Covering an area of 979.85 square degrees, Aquarius is the second largest zodiac constellation and the 10th largest constellation in the sky. Also located in the southern celestial hemisphere, Aquarius represents Ganymede, the cup bearer to the Olympian gods in Greek mythology.
Leo, the third largest zodiac constellation, occupies an area of 946.96 square degrees of the northern sky. It represents the Nemean lion, a mythical monster killed by Heracles as part of his 12 labours.
Pisces comes in 4th with 889.417 square degrees, followed by Sagittarius (867.43 square degrees) and Taurus (797.25 square degrees). Libra (538.05), Gemini (513.76), Cancer (505.87) and Scorpius (496.78) cover areas similar in size and on the smaller end of the scale Aries occupies an area of 441.39 square degrees while Capricornus, the smallest of the 12 zodiac constellations, covers 413.95 square degrees of the southern sky.
In terms of brightness, several of the 12 constellations contain some of the brightest stars in the sky. Aldebaran, the brightest star in Taurus, is the 14th brightest of all stars, followed by Spica, the brightest star in Virgo and 15th brightest star in the sky, Antares, the bright red supergiant in Scorpius and 16th brightest star, Pollux in Gemini, the 17th brightest of all stars, and Regulus in Leo, which comes in 21st overall.
Today, zodiac constellations are most commonly brought up in the context of western astrology, as the 12 constellations correspond to the 12 signs of the zodiac.
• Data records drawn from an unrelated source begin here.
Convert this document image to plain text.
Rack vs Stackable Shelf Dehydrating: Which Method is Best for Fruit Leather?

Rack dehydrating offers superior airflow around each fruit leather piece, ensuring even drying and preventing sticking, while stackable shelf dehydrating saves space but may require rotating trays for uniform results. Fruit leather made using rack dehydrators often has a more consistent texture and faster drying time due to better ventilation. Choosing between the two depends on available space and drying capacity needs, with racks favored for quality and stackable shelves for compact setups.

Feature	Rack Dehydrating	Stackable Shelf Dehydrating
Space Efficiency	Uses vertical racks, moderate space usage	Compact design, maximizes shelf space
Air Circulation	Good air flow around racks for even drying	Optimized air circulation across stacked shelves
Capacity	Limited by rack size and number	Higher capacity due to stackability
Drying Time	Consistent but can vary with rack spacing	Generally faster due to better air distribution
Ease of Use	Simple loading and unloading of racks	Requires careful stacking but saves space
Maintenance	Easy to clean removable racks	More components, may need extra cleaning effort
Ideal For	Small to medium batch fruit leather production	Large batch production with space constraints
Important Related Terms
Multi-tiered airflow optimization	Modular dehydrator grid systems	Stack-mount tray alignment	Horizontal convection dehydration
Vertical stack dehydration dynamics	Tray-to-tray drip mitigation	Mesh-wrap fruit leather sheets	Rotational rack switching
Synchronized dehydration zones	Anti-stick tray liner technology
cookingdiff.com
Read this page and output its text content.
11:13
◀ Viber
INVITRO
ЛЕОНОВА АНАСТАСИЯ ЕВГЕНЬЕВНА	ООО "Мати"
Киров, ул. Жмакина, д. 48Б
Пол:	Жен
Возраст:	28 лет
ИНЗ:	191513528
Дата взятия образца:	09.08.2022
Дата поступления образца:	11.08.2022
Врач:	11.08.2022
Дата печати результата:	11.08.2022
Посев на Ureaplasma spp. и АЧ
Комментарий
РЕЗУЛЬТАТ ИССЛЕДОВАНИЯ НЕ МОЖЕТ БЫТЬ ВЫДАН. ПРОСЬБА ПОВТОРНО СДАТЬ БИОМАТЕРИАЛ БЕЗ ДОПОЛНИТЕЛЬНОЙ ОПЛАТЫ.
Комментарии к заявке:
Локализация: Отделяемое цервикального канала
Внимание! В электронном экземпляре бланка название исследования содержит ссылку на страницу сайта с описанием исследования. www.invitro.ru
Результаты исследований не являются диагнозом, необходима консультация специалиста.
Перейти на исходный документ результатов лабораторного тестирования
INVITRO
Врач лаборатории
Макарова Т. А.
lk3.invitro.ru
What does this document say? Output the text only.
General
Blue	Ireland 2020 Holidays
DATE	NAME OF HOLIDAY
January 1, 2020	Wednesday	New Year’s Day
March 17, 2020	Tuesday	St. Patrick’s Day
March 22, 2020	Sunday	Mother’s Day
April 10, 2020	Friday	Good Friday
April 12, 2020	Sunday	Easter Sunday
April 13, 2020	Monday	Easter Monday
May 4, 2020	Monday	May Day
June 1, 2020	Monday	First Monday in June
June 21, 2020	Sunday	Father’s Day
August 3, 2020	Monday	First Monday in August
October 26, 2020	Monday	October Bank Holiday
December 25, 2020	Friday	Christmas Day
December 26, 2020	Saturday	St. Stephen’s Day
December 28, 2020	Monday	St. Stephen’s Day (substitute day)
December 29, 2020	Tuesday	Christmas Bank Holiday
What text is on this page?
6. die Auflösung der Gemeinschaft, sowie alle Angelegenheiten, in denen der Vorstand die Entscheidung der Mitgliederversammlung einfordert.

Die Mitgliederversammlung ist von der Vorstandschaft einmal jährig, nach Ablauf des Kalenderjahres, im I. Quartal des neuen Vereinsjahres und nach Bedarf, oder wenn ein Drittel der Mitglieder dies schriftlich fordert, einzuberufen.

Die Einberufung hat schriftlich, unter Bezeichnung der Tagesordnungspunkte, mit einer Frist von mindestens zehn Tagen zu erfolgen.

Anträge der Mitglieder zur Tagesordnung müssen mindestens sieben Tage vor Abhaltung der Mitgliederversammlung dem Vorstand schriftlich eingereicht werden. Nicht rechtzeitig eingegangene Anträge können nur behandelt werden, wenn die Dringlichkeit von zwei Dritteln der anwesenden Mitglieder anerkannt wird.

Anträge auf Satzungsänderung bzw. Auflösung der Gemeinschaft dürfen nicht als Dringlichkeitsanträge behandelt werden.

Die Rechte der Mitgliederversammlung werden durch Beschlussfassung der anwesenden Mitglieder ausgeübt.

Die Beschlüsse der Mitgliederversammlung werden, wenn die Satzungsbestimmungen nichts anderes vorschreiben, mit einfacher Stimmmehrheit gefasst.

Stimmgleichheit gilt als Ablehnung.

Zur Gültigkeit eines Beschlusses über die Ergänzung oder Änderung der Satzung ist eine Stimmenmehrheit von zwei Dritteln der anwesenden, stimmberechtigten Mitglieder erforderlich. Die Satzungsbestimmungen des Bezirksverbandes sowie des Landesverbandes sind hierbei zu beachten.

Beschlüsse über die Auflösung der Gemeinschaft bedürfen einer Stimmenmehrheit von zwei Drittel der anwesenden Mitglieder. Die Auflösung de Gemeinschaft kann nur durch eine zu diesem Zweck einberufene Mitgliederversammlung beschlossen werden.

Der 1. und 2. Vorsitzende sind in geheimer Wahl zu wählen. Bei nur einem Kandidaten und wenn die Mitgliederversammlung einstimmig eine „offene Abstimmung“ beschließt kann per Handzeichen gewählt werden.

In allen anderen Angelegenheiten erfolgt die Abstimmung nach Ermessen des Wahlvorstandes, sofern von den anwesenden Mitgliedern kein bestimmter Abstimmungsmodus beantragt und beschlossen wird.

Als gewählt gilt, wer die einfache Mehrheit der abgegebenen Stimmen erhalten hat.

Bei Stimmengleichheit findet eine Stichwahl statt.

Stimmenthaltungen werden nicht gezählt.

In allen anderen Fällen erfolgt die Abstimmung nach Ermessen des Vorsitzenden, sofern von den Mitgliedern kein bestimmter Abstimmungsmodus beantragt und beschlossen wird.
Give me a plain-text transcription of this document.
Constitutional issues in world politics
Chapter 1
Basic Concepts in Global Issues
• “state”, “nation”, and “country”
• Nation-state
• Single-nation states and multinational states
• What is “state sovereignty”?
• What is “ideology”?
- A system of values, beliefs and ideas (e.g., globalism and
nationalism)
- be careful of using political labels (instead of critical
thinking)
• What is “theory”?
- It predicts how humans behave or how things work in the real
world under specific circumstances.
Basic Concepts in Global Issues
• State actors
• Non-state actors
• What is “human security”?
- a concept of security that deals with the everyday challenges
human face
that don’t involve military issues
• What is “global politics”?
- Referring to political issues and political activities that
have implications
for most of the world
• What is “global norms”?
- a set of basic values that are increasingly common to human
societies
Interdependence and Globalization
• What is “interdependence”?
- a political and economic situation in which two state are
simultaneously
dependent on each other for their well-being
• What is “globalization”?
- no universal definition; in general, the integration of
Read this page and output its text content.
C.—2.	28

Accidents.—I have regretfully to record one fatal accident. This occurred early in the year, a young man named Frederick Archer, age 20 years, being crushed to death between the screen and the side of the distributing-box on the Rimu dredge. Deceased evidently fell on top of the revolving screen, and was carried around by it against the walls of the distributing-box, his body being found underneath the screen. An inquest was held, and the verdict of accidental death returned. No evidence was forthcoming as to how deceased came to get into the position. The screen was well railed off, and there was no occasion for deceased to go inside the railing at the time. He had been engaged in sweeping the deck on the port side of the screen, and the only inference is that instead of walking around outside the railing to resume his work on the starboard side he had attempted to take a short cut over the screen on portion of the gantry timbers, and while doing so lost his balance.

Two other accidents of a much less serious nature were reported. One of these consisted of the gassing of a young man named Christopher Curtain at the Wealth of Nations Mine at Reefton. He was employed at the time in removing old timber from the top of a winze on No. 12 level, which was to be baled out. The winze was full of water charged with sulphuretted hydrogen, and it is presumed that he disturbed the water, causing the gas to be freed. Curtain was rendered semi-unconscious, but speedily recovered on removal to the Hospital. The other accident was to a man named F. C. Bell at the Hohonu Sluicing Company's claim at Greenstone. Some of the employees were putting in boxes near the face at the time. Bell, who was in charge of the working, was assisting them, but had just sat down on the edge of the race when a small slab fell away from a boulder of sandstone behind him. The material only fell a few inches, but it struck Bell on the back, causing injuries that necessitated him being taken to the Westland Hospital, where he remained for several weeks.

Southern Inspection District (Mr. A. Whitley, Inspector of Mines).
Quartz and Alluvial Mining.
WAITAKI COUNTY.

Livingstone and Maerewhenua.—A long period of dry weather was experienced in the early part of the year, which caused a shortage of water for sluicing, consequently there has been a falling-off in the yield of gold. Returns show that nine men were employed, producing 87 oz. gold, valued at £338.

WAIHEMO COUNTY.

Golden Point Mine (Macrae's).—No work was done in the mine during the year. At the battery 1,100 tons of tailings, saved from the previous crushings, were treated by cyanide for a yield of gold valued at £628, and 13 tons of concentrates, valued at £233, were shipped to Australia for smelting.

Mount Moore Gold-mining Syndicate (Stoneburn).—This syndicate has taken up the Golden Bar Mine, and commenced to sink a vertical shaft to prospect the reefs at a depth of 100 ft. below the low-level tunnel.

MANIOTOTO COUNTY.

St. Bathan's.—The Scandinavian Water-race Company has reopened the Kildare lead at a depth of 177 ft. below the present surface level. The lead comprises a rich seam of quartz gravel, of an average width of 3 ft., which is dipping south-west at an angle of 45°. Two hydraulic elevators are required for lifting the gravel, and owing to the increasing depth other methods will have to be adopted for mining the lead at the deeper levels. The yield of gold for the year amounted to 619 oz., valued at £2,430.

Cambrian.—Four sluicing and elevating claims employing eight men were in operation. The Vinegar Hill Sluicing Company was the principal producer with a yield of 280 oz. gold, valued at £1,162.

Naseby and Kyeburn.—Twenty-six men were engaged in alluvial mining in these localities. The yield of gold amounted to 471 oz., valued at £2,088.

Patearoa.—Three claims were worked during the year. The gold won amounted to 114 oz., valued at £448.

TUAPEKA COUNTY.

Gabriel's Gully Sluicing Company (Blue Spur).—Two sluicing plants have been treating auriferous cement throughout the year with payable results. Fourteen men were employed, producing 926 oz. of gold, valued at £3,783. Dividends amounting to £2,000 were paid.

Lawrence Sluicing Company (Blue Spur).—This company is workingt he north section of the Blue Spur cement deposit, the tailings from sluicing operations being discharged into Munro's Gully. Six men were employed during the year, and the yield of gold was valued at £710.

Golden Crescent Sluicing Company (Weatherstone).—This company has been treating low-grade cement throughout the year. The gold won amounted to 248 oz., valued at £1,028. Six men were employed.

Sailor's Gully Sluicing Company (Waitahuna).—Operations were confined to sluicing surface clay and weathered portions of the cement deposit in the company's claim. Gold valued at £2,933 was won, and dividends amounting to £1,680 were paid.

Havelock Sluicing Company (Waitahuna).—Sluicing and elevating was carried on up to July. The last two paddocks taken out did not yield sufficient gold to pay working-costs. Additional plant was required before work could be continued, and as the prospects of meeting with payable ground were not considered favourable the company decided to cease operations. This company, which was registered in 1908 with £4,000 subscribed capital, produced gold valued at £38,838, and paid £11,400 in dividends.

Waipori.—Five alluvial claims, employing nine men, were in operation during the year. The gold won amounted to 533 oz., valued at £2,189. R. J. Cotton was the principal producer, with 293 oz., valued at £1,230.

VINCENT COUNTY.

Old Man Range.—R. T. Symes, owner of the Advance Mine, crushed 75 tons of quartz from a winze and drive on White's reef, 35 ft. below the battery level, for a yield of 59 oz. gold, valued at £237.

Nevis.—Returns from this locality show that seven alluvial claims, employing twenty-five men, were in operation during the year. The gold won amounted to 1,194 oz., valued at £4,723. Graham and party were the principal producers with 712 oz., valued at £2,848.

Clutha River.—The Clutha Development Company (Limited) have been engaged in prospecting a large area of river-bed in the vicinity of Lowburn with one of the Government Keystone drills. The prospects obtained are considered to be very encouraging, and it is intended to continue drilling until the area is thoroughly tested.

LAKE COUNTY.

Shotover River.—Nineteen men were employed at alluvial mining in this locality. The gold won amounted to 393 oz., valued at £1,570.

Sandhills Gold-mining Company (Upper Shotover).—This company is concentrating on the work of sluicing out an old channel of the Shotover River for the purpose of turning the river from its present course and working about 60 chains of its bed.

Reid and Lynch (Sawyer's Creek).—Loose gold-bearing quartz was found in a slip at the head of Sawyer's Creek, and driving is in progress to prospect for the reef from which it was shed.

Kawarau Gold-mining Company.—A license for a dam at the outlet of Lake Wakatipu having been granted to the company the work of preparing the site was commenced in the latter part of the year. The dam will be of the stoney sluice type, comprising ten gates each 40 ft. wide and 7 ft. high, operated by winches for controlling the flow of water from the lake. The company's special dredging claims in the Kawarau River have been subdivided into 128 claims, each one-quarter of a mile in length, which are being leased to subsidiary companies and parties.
The problem with linking the astronomical constellations with astrology to give the latter a more “scientific” foundation is a simple one: the constellations themselves aren’t real. They are groups of stars that appear to be close to each other, arbitrarily named after different objects, animals, or figures from mythology by human observers at some point in history.
Constellations make a two-dimensional map of the sky used for orientation, to make it easier for astronomers to find objects and explain their location and for navigators to use stars to determine their position. The universe itself, on the other hand, isn’t flat and doesn’t revolve around our planet, which is what makes these groupings of stars arbitrary. While even Carl Gustav Jung said that astrology holds some value as a theory of the personality, and it can use the scientific approach, it is in itself not based on any kind of science.